Komfo Anokye Teaching Hospital, Kumasi, Ghana.
Kwame Nkrumah University of Science & Technology, Kumasi, Ghana.
J Clin Hypertens (Greenwich). 2019 Oct;21(10):1542-1550. doi: 10.1111/jch.13672. Epub 2019 Aug 29.
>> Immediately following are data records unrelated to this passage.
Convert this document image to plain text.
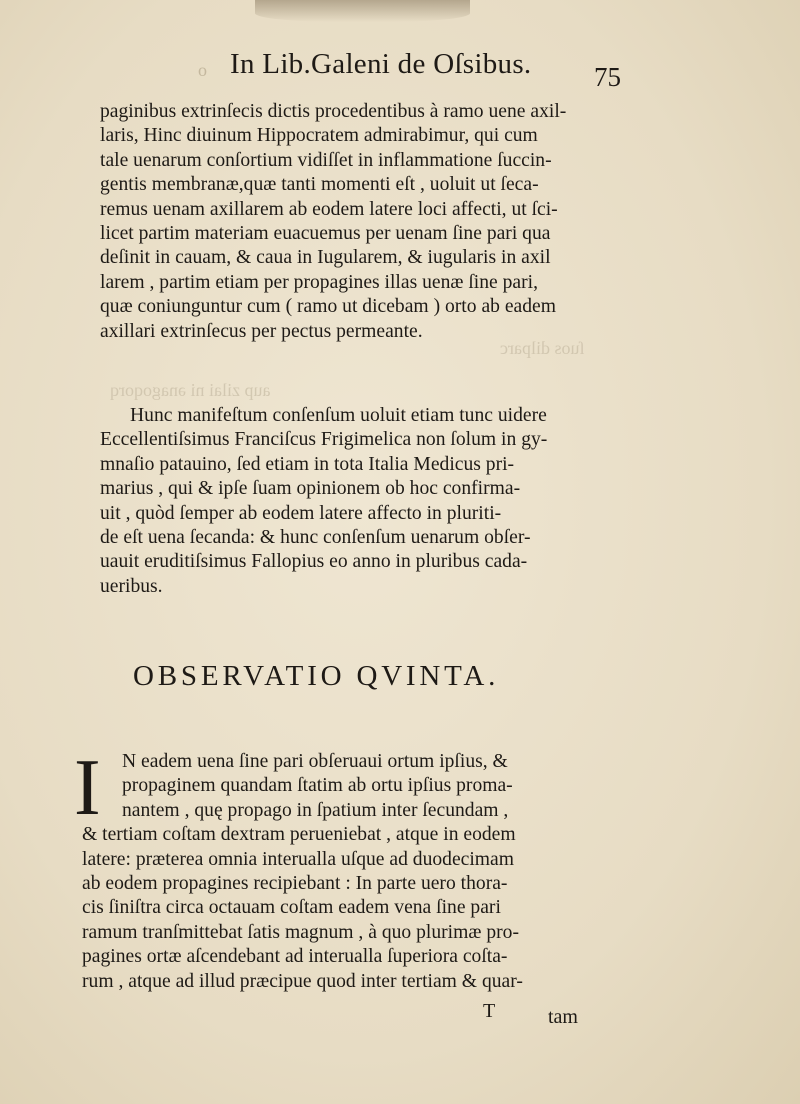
o In Lib.Galeni de Oſsibus. 75
paginibus extrinſecis dictis procedentibus à ramo uene axil-
laris, Hinc diuinum Hippocratem admirabimur, qui cum
tale uenarum conſortium vidiſſet in inflammatione ſuccin-
gentis membranæ,quæ tanti momenti eſt , uoluit ut ſeca-
remus uenam axillarem ab eodem latere loci affecti, ut ſci-
licet partim materiam euacuemus per uenam ſine pari qua
deſinit in cauam, & caua in Iugularem, & iugularis in axil
larem , partim etiam per propagines illas uenæ ſine pari,
quæ coniunguntur cum ( ramo ut dicebam ) orto ab eadem
axillari extrinſecus per pectus permeante.
ſuos dilparc
aup zilai ni ənagoqorq
Hunc manifeſtum conſenſum uoluit etiam tunc uidere
Eccellentiſsimus Franciſcus Frigimelica non ſolum in gy-
mnaſio patauino, ſed etiam in tota Italia Medicus pri-
marius , qui & ipſe ſuam opinionem ob hoc confirma-
uit , quòd ſemper ab eodem latere affecto in pluriti-
de eſt uena ſecanda: & hunc conſenſum uenarum obſer-
uauit eruditiſsimus Fallopius eo anno in pluribus cada-
ueribus.
OBSERVATIO QVINTA.
I N eadem uena ſine pari obſeruaui ortum ipſius, &
propaginem quandam ſtatim ab ortu ipſius proma-
nantem , quę propago in ſpatium inter ſecundam ,
& tertiam coſtam dextram perueniebat , atque in eodem
latere: præterea omnia interualla uſque ad duodecimam
ab eodem propagines recipiebant : In parte uero thora-
cis ſiniſtra circa octauam coſtam eadem vena ſine pari
ramum tranſmittebat ſatis magnum , à quo plurimæ pro-
pagines ortæ aſcendebant ad interualla ſuperiora coſta-
rum , atque ad illud præcipue quod inter tertiam & quar-
T	tam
The burden of chronic kidney disease (CKD) is rapidly rising in developing countries due to astronomical increases in key risk factors including hypertension and diabetes. We sought to assess the burden and predictors of CKD among Ghanaians with hypertension and/or diabetes mellitus in a multicenter hospital-based study. We conducted a cross-sectional study in the Ghana Access and Affordability Program (GAAP) involving adults with hypertension only (HPT), hypertension with diabetes mellitus (HPT + DM), and diabetes mellitus only (DM) in 5 health facilities in Ghana. A structured questionnaire was administered to collect data on demographic variables, medical history, and clinical examination. Serum creatinine and proteinuria were measured, and estimated glomerular filtration rate derived using the CKD-EPI formula. A multivariable logistic regression model was used to identify factors associated with CKD. A total of 2781 (84.4%) of 3294 participants had serum creatinine and proteinuria data available for analysis. The prevalence of CKD was 242 (28.5%) among participants with both DM and HPT, 417 (26.3%) among participants with HPT, and 56 (16.1%) among those with DM alone. Predictors of CKD were increasing age aOR 1.26 (1.17-1.36), low educational level aOR 1.7 (1.23-2.35), duration of HPT OR, 1.02 (1.01-1.04), and use of herbal medications aOR 1.39 (1.10-1.75). Female gender was protective of CKD aOR 0.75 (0.62-0.92). Among patients with DM, increasing age and systolic blood pressure were associated with CKD. There is high prevalence of CKD among DM and hypertension patients in Ghana. Optimizing blood pressure control and limiting the use of herbal preparations may mitigate CKD occurrence in high cardiovascular risk populations in developing countries.
在发展中国家,由于高血压和糖尿病等关键风险因素的天文数字增长,慢性肾脏病(CKD)的负担正在迅速上升。我们旨在评估加纳高血压和/或糖尿病患者中 CKD 的负担和预测因素,这是一项多中心医院的基础研究。我们在加纳的 5 家医疗机构进行了一项加纳获得和负担得起方案(GAAP)的横断面研究,其中包括单纯高血压(HPT)、高血压合并糖尿病(HPT+DM)和单纯糖尿病(DM)的成年人。通过结构化问卷收集人口统计学变量、病史和临床检查数据。测量血清肌酐和蛋白尿,并使用 CKD-EPI 公式计算估计肾小球滤过率。使用多变量逻辑回归模型确定与 CKD 相关的因素。共有 3294 名参与者中的 2781 名(84.4%)有血清肌酐和蛋白尿数据可供分析。在同时患有 DM 和 HPT 的参与者中,CKD 的患病率为 242 例(28.5%),在患有 HPT 的参与者中为 417 例(26.3%),在单独患有 DM 的参与者中为 56 例(16.1%)。CKD 的预测因素是年龄增加(OR 1.26,1.17-1.36)、低教育水平(OR 1.7,1.23-2.35)、HPT 持续时间(OR,1.02,1.01-1.04)和使用草药药物(OR 1.39,1.10-1.75)。女性是 CKD 的保护因素(OR 0.75,0.62-0.92)。在 DM 患者中,年龄增加和收缩压与 CKD 相关。加纳 DM 和高血压患者中 CKD 的患病率很高。在发展中国家,优化血压控制和限制草药制剂的使用可能会减轻高心血管风险人群中 CKD 的发生。